Written By: DragonFly Capital

There were a lot of small cap pharmaceutical companies that showed up on my watchlist this weekend. Most were too small to trade so I made no mention. These often get into my universe of stocks when a subscriber or follower asks about them. They may not be good to trade, but sometimes they are useful to learn from. One of these is Transcept Pharmaceuticals, $ TSPT. The short term chart below shows that last Friday it closed at 3.02, and more importantly over the 50 day Simple Moving Average (SMA) for the first time since August 6th and only the 3rd time since March 4th. The Relative Strength Index (RSI) was breaking the mid line and the Moving Average Convergence Divergence indicator (MACD) has just crossed positive. The bottom looked to be in and the gap fill above looked like a good target. Fast forward


to Thursday and the gap is filled. Is the trade over, it time to lighten up? The RSI has moved to technically overbought so maybe. But you might get a different answer and level of confidence if you were to broaden you view and look at the full 2 year life of the stock.
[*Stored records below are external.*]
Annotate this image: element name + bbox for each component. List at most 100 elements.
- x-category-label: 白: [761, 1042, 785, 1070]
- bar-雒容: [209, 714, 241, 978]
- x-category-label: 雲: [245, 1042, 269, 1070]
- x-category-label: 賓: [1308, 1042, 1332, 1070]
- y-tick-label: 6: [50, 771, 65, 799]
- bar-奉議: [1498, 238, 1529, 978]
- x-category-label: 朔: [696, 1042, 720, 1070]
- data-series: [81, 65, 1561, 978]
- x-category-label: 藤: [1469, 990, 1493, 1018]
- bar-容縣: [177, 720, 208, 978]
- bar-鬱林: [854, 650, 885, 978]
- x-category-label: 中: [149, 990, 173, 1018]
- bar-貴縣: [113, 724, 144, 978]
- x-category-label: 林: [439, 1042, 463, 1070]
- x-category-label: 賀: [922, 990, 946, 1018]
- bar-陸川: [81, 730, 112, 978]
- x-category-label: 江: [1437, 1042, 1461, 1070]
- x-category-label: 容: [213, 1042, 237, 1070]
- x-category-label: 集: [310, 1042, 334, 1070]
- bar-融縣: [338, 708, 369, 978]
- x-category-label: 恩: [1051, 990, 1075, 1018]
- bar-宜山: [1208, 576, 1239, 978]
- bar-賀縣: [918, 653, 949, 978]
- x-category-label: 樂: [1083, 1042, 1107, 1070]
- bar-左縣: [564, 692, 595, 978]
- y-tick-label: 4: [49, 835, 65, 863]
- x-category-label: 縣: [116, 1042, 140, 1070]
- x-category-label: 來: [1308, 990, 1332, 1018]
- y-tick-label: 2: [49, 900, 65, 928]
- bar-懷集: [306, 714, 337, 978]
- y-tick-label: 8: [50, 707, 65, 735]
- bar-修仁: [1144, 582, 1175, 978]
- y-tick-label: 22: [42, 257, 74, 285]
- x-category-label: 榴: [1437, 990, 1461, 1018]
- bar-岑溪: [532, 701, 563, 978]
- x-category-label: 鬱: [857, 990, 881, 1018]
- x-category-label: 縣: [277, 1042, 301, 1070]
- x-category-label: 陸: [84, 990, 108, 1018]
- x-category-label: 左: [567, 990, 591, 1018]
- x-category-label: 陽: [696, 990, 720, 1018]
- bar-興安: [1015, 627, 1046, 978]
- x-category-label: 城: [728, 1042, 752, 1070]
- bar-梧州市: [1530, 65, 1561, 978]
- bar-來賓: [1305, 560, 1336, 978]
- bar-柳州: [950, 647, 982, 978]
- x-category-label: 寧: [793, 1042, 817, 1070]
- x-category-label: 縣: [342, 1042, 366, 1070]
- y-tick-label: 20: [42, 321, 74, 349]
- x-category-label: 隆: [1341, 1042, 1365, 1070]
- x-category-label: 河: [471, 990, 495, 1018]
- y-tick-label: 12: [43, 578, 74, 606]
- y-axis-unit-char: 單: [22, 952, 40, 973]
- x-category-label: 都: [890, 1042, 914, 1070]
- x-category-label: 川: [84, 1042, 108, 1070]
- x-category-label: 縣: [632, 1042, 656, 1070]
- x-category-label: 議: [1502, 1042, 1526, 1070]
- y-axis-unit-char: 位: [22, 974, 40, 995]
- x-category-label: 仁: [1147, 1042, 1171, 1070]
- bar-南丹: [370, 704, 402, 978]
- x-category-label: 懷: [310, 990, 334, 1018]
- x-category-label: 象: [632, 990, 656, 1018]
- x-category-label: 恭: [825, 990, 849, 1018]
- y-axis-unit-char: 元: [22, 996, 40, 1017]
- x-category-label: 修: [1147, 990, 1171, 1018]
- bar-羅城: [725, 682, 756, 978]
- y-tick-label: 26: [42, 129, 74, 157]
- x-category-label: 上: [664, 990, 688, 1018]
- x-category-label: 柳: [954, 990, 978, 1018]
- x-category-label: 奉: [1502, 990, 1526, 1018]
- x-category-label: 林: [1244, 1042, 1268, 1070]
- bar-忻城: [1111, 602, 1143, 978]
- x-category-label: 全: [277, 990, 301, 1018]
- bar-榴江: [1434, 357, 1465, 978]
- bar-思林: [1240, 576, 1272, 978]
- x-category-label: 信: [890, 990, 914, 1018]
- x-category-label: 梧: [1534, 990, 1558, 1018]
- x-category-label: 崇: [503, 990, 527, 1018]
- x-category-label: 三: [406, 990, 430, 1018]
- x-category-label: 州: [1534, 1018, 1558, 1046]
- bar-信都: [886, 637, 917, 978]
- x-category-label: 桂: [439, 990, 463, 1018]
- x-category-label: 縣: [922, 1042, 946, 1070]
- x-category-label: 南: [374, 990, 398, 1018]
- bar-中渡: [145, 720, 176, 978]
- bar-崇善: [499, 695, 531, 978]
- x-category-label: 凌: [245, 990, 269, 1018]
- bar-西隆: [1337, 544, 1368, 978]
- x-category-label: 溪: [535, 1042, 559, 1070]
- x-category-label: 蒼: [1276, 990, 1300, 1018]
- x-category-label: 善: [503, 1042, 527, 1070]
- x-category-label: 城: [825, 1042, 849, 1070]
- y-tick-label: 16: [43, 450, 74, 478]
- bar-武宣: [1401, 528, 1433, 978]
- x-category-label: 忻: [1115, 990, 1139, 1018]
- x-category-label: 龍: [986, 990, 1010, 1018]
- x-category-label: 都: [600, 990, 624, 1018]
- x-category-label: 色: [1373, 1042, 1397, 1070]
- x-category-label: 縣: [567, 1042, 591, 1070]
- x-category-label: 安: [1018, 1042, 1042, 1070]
That price level at 2.59 holding as support just got a whole lot more significant. It now looks like instead of looking to just fill the gap and maybe a little more upside to 4 from that 6 months of price action, that a target of 6 is very reasonable. That is the lower end of the yellow box where the vast majority of trading in this name has occurred. I am not advocating that you buy this stock but rather making a point on your perspective. If you always look at 6 months, 1 year, 2 years or whatever, of price action, you may be missing a nuance on a shorter or longer timeframe. Shake up your timeframe when you run through your analysis. You may uncover a gem.